Assurément, J. Rancière est un philosophe inclassable. Il n’appartient à aucune école, n’a fondé aucun courant de pensée et refuserait sans doute toute étiquette. Et pour cause : il n’a eu de cesse de lutter contre les assignations, intellectuelles ou sociales. Les frontières disciplinaires lui déplaisent : il y voit d’abord la volonté chez les chercheurs de conserver leur pré carré. À la croisée de l’histoire, de l’éducation, de la politique et de l’esthétique, il offre un parcours philosophique incisif et singulier qui entend déconstruire les certitudes les mieux établies.
Quel rôle a joué mai 1968 dans votre rupture avec le marxisme ?
Dans les années 1960, le marxisme apparaissait comme l’horizon indépassable du temps. La Leçon d’Althusser se présentait comme une tentative pour proposer un marxisme scientifique, rigoureux, régénéré à sa source et capable de porter une révolution nouvelle, menée par les peuples du tiers-monde, balayant l’image grise de la révolution soviétique. Le primat de la formation théorique qu’il affirmait s’accompagnait d’une théorie de l’illusion : les malheurs des dominés leur venaient d’abord de leur ignorance des conditions de la domination. Louis Althusser se défiait des mouvements des étudiants qu’il jugeait enfermés dans une idéologie petite-bourgeoise ignorante des réalités de la lutte des classes. Mai 1968 a été pour moi un révélateur : ces mouvements qu’il qualifiait d’idéologiques s’en prenaient à l’édifice du savoir bourgeois et avaient en fait une vraie capacité de mobilisation des masses et de subversion de l’ordre social.
Ma rupture avec le marxisme n’est pas simplement liée aux circonstances : elle est d’abord le refus du présupposé scientiste logé au cœur même du marxisme d’Althusser, du marxisme en général, à savoir que les hommes sont dominés parce qu’ils n’ont pas conscience des lois de leur domination et que, pour les libérer, il faut d’abord leur donner la science.
Vous vous êtes alors plongé dans les archives ouvrières du XIXe siècle. Qu’y cherchiez-vous ?
J’avais le sentiment d’un écart considérable entre la réalité des mouvements ouvriers et l’image classique qu’en donnaient le marxisme et les partis communistes.

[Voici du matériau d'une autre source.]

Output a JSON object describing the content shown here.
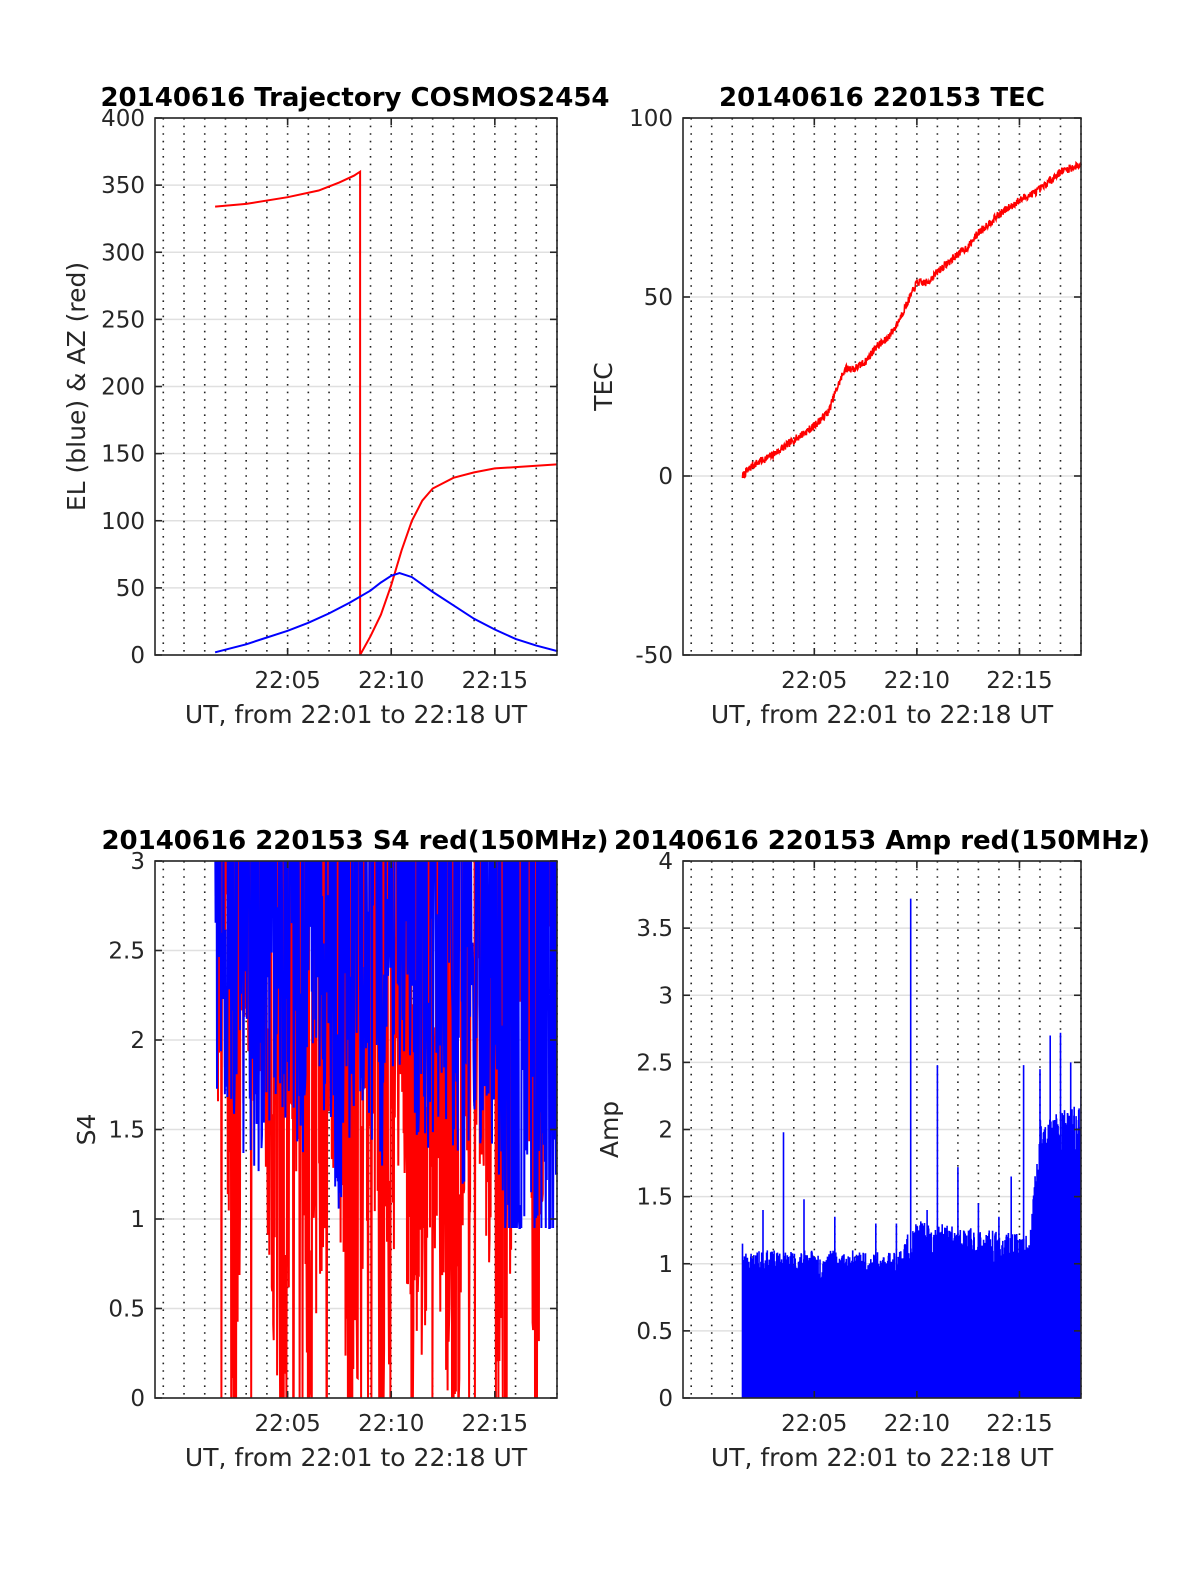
{
  "colors": {
    "red_series": "#ff0000",
    "blue_series": "#0000ff",
    "grid": "#e0e0e0",
    "axis": "#262626",
    "background": "#ffffff"
  },
  "chart_data": [
    {
      "id": "trajectory",
      "type": "line",
      "title": "20140616 Trajectory COSMOS2454",
      "xlabel": "UT, from 22:01 to 22:18 UT",
      "ylabel": "EL (blue) & AZ (red)",
      "xlim": [
        "21:58.6",
        "22:18.0"
      ],
      "ylim": [
        0,
        400
      ],
      "x_ticks": [
        "22:05",
        "22:10",
        "22:15"
      ],
      "y_ticks": [
        "0",
        "50",
        "100",
        "150",
        "200",
        "250",
        "300",
        "350",
        "400"
      ],
      "grid": true,
      "series": [
        {
          "color": "red",
          "points": [
            [
              "22:01.5",
              334
            ],
            [
              "22:03",
              336
            ],
            [
              "22:05",
              341
            ],
            [
              "22:06.5",
              346
            ],
            [
              "22:07.5",
              352
            ],
            [
              "22:08.2",
              357
            ],
            [
              "22:08.5",
              360
            ],
            [
              "22:08.5",
              0
            ],
            [
              "22:09",
              14
            ],
            [
              "22:09.5",
              30
            ],
            [
              "22:10",
              52
            ],
            [
              "22:10.5",
              78
            ],
            [
              "22:11",
              100
            ],
            [
              "22:11.5",
              115
            ],
            [
              "22:12",
              124
            ],
            [
              "22:13",
              132
            ],
            [
              "22:14",
              136
            ],
            [
              "22:15",
              139
            ],
            [
              "22:16",
              140
            ],
            [
              "22:17",
              141
            ],
            [
              "22:18",
              142
            ]
          ]
        },
        {
          "color": "blue",
          "points": [
            [
              "22:01.5",
              2
            ],
            [
              "22:03",
              8
            ],
            [
              "22:04",
              13
            ],
            [
              "22:05",
              18
            ],
            [
              "22:06",
              24
            ],
            [
              "22:07",
              31
            ],
            [
              "22:08",
              39
            ],
            [
              "22:09",
              48
            ],
            [
              "22:09.5",
              54
            ],
            [
              "22:10",
              59
            ],
            [
              "22:10.4",
              61
            ],
            [
              "22:11",
              58
            ],
            [
              "22:12",
              47
            ],
            [
              "22:13",
              37
            ],
            [
              "22:14",
              27
            ],
            [
              "22:15",
              19
            ],
            [
              "22:16",
              12
            ],
            [
              "22:17",
              7
            ],
            [
              "22:18",
              3
            ]
          ]
        }
      ]
    },
    {
      "id": "tec",
      "type": "line",
      "title": "20140616 220153 TEC",
      "xlabel": "UT, from 22:01 to 22:18 UT",
      "ylabel": "TEC",
      "xlim": [
        "21:58.6",
        "22:18.0"
      ],
      "ylim": [
        -50,
        100
      ],
      "x_ticks": [
        "22:05",
        "22:10",
        "22:15"
      ],
      "y_ticks": [
        "-50",
        "0",
        "50",
        "100"
      ],
      "grid": true,
      "series": [
        {
          "color": "red",
          "points": [
            [
              "22:01.5",
              0
            ],
            [
              "22:02",
              3
            ],
            [
              "22:03",
              6
            ],
            [
              "22:04",
              10
            ],
            [
              "22:05",
              14
            ],
            [
              "22:05.7",
              18
            ],
            [
              "22:06",
              23
            ],
            [
              "22:06.5",
              30
            ],
            [
              "22:07",
              30
            ],
            [
              "22:07.5",
              32
            ],
            [
              "22:08",
              36
            ],
            [
              "22:08.5",
              38
            ],
            [
              "22:09",
              42
            ],
            [
              "22:09.5",
              48
            ],
            [
              "22:10",
              54
            ],
            [
              "22:10.5",
              54
            ],
            [
              "22:11",
              57
            ],
            [
              "22:12",
              62
            ],
            [
              "22:12.5",
              64
            ],
            [
              "22:13",
              68
            ],
            [
              "22:14",
              73
            ],
            [
              "22:15",
              77
            ],
            [
              "22:16",
              80
            ],
            [
              "22:17",
              85
            ],
            [
              "22:18",
              87
            ]
          ]
        }
      ]
    },
    {
      "id": "s4",
      "type": "line",
      "title": "20140616 220153 S4 red(150MHz)",
      "xlabel": "UT, from 22:01 to 22:18 UT",
      "ylabel": "S4",
      "xlim": [
        "21:58.6",
        "22:18.0"
      ],
      "ylim": [
        0,
        3
      ],
      "x_ticks": [
        "22:05",
        "22:10",
        "22:15"
      ],
      "y_ticks": [
        "0",
        "0.5",
        "1",
        "1.5",
        "2",
        "2.5",
        "3"
      ],
      "grid": true,
      "series": [
        {
          "color": "red",
          "values_range": [
            0,
            3
          ],
          "points": [
            [
              "22:01.5",
              2.1
            ],
            [
              "22:02",
              2.5
            ],
            [
              "22:02.4",
              0
            ],
            [
              "22:03",
              2.4
            ],
            [
              "22:04",
              1.6
            ],
            [
              "22:04.8",
              0
            ],
            [
              "22:05.5",
              2.2
            ],
            [
              "22:06",
              0
            ],
            [
              "22:07",
              2.0
            ],
            [
              "22:08",
              0
            ],
            [
              "22:09",
              1.8
            ],
            [
              "22:09.5",
              0
            ],
            [
              "22:10.5",
              2.2
            ],
            [
              "22:11",
              0
            ],
            [
              "22:12",
              1.6
            ],
            [
              "22:13",
              0
            ],
            [
              "22:14",
              2.0
            ],
            [
              "22:15",
              1.2
            ],
            [
              "22:15.5",
              0
            ],
            [
              "22:16.5",
              2.9
            ],
            [
              "22:17",
              0
            ],
            [
              "22:17.5",
              2.9
            ],
            [
              "22:18",
              2.5
            ]
          ]
        },
        {
          "color": "blue",
          "values_range": [
            0.95,
            3
          ],
          "points": [
            [
              "22:01.5",
              2.4
            ],
            [
              "22:02.5",
              2.2
            ],
            [
              "22:03.5",
              1.8
            ],
            [
              "22:04.5",
              2.3
            ],
            [
              "22:05.5",
              1.9
            ],
            [
              "22:06.5",
              2.5
            ],
            [
              "22:07.5",
              1.7
            ],
            [
              "22:08.5",
              2.4
            ],
            [
              "22:09.5",
              1.9
            ],
            [
              "22:10.5",
              2.6
            ],
            [
              "22:11.5",
              2.0
            ],
            [
              "22:12.5",
              2.3
            ],
            [
              "22:13.5",
              1.8
            ],
            [
              "22:14.5",
              2.2
            ],
            [
              "22:15",
              1.6
            ],
            [
              "22:15.5",
              1.3
            ],
            [
              "22:16",
              1.2
            ],
            [
              "22:16.5",
              1.1
            ],
            [
              "22:17",
              1.4
            ],
            [
              "22:17.5",
              1.1
            ],
            [
              "22:18",
              1.5
            ]
          ]
        }
      ]
    },
    {
      "id": "amp",
      "type": "line",
      "title": "20140616 220153 Amp red(150MHz)",
      "xlabel": "UT, from 22:01 to 22:18 UT",
      "ylabel": "Amp",
      "xlim": [
        "21:58.6",
        "22:18.0"
      ],
      "ylim": [
        0,
        4
      ],
      "x_ticks": [
        "22:05",
        "22:10",
        "22:15"
      ],
      "y_ticks": [
        "0",
        "0.5",
        "1",
        "1.5",
        "2",
        "2.5",
        "3",
        "3.5",
        "4"
      ],
      "grid": true,
      "series": [
        {
          "color": "blue",
          "values_range": [
            0,
            3.72
          ],
          "peaks": [
            [
              "22:01.5",
              1.15
            ],
            [
              "22:02.5",
              1.4
            ],
            [
              "22:03.5",
              1.98
            ],
            [
              "22:04.5",
              1.48
            ],
            [
              "22:06",
              1.35
            ],
            [
              "22:08",
              1.3
            ],
            [
              "22:09",
              1.3
            ],
            [
              "22:09.7",
              3.72
            ],
            [
              "22:10.5",
              1.4
            ],
            [
              "22:11",
              2.48
            ],
            [
              "22:12",
              1.72
            ],
            [
              "22:13",
              1.45
            ],
            [
              "22:14",
              1.35
            ],
            [
              "22:14.6",
              1.65
            ],
            [
              "22:15.2",
              2.48
            ],
            [
              "22:16",
              2.45
            ],
            [
              "22:16.5",
              2.7
            ],
            [
              "22:17",
              2.72
            ],
            [
              "22:17.5",
              2.5
            ],
            [
              "22:18",
              2.3
            ]
          ],
          "baselines": [
            [
              "22:01.5",
              1.0
            ],
            [
              "22:09",
              1.0
            ],
            [
              "22:10",
              1.2
            ],
            [
              "22:15.5",
              1.1
            ],
            [
              "22:16",
              1.9
            ],
            [
              "22:18",
              2.0
            ]
          ]
        }
      ]
    }
  ]
}
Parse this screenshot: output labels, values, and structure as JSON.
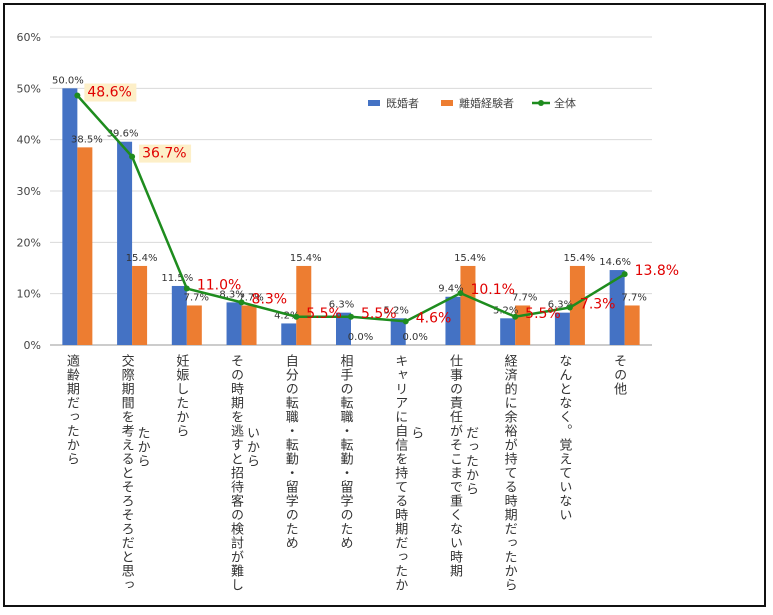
{
  "chart_data": {
    "type": "bar",
    "categories": [
      [
        "適齢期だったから"
      ],
      [
        "交際期間を考えるとそろそろだと思っ",
        "たから"
      ],
      [
        "妊娠したから"
      ],
      [
        "その時期を逃すと招待客の検討が難し",
        "いから"
      ],
      [
        "自分の転職・転勤・留学のため"
      ],
      [
        "相手の転職・転勤・留学のため"
      ],
      [
        "キャリアに自信を持てる時期だったか",
        "ら"
      ],
      [
        "仕事の責任がそこまで重くない時期",
        "だったから"
      ],
      [
        "経済的に余裕が持てる時期だったから"
      ],
      [
        "なんとなく。覚えていない"
      ],
      [
        "その他"
      ]
    ],
    "series": [
      {
        "name": "既婚者",
        "type": "bar",
        "color": "#4472c4",
        "values": [
          50.0,
          39.6,
          11.5,
          8.3,
          4.2,
          6.3,
          5.2,
          9.4,
          5.2,
          6.3,
          14.6
        ],
        "labels": [
          "50.0%",
          "39.6%",
          "11.5%",
          "8.3%",
          "4.2%",
          "6.3%",
          "5.2%",
          "9.4%",
          "5.2%",
          "6.3%",
          "14.6%"
        ]
      },
      {
        "name": "離婚経験者",
        "type": "bar",
        "color": "#ed7d31",
        "values": [
          38.5,
          15.4,
          7.7,
          7.7,
          15.4,
          0.0,
          0.0,
          15.4,
          7.7,
          15.4,
          7.7
        ],
        "labels": [
          "38.5%",
          "15.4%",
          "7.7%",
          "7.7%",
          "15.4%",
          "0.0%",
          "0.0%",
          "15.4%",
          "7.7%",
          "15.4%",
          "7.7%"
        ]
      },
      {
        "name": "全体",
        "type": "line",
        "color": "#1e8c1e",
        "values": [
          48.6,
          36.7,
          11.0,
          8.3,
          5.5,
          5.5,
          4.6,
          10.1,
          5.5,
          7.3,
          13.8
        ],
        "labels": [
          "48.6%",
          "36.7%",
          "11.0%",
          "8.3%",
          "5.5%",
          "5.5%",
          "4.6%",
          "10.1%",
          "5.5%",
          "7.3%",
          "13.8%"
        ],
        "label_color": "#e00000",
        "highlighted": [
          0,
          1
        ],
        "highlight_color": "#fdefc8"
      }
    ],
    "ylim": [
      0,
      60
    ],
    "yticks": [
      "0%",
      "10%",
      "20%",
      "30%",
      "40%",
      "50%",
      "60%"
    ],
    "grid": true,
    "legend": "top-right"
  }
}
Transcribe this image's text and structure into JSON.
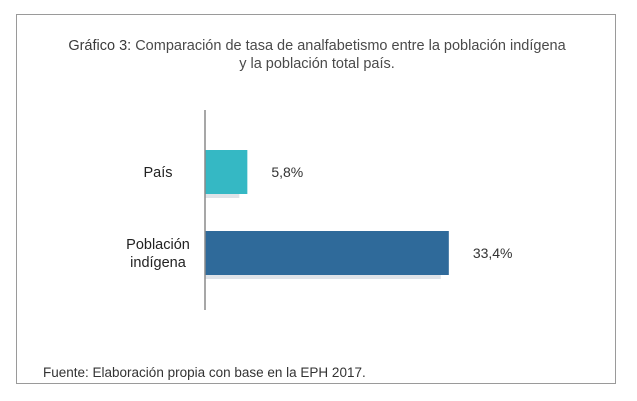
{
  "chart_data": {
    "type": "bar",
    "orientation": "horizontal",
    "title_prefix": "Gráfico 3:",
    "title_line1": "Comparación de tasa de analfabetismo entre la población indígena",
    "title_line2": "y la población total país.",
    "categories": [
      {
        "lines": [
          "País"
        ]
      },
      {
        "lines": [
          "Población",
          "indígena"
        ]
      }
    ],
    "values": [
      5.8,
      33.4
    ],
    "value_labels": [
      "5,8%",
      "33,4%"
    ],
    "colors": [
      "#35b8c4",
      "#2f6a9a"
    ],
    "xlim": [
      0,
      40
    ],
    "source": "Fuente: Elaboración propia con base en la EPH 2017."
  }
}
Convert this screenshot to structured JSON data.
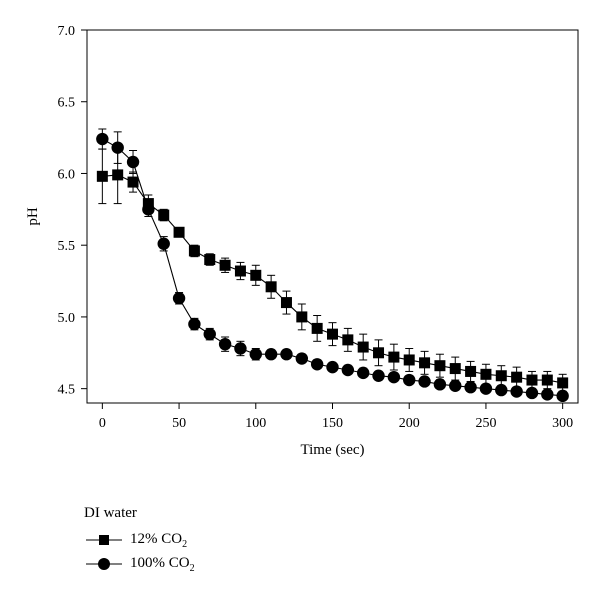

Je voulais chercher dans l’histoire la réalité des formes d’émancipation ouvrière pour comprendre comment elles avaient été confisquées par le marxisme. Mais il restait dans ma démarche un présupposé : l’émancipation ouvrière restait la pensée de la classe ouvrière conçue comme collectif, une pensée fondée sur ses conditions douloureuses d’existence et sur ses traditions et sa culture propres. En travaillant sur les archives, j’ai découvert un paysage très différent : ceux qui avaient donné consistance au mouvement ouvrier n’entendaient pas être les représentants légitimes de leur classe, de sa culture et de ses traditions, mais étaient d’abord des individus qui mettaient en question une certaine identité ouvrière.